Booking Sustainer Giving As A Financial Asset [Live from AICPA Not-for-Profit Industry Conference]

Fundraisers know that the longer donors stay with an organization, the more valuable they become. That is because their retention represents a commitment to the mission and work of the organization — thus, they become treasured partners.

So, if you imagine your donor base is a financial asset like an endowment portfolio, a sustained donor constituency is like blue chip stocks. In other words, it is an especially valuable class of donors. It is a class that meets each of the three essential objectives for donor base value and management: stability, value, and yield.

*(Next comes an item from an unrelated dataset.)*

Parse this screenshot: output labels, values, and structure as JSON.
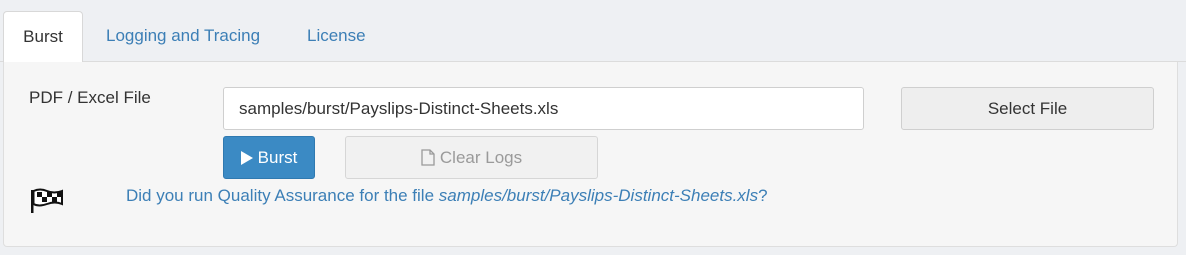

    During a session at the AICPA Not-For-Profit Industry Conference in National Harbor, Md. Chuck Longfield, senior vice president and chief scientist at Blackbaud, Inc., gave a talk “ROI on Sustainers.” Some of Longfield’s research findings were:

  • Asking donors to give on a monthly basis will more than double new donor retention;
  • Making monthly giving the default option on your website will triple the percentage of sustainer gifts and more than double the percentage of sustainer revenue;
  • Converting multi-year, single-gift donors to sustainers will generate higher average gifts and more than double the percentage retained donors after 10 years; and,
  • Using the credit card updater service to correct expired and incorrect credit cards will retain nearly 3% more credit cards per month.
    Longfield also discussed the benefits of such sustainer practices as:

  • Being aggressive in collecting missed payments;
  • Surveying sustainers who stop giving;
  • Encouraging sustainers to upgrade to higher giving levels;
  • Including sustainers in traditional communication streams;
  • Providing monthly donors with phone# & email of a program manager

Sustainer giving is extraordinarily valuable because people give more and the program substantially increases donor retention, according to Longfield. The combination of these factors not only means a great yield from each donor, but lower costs and higher income, he told the audience.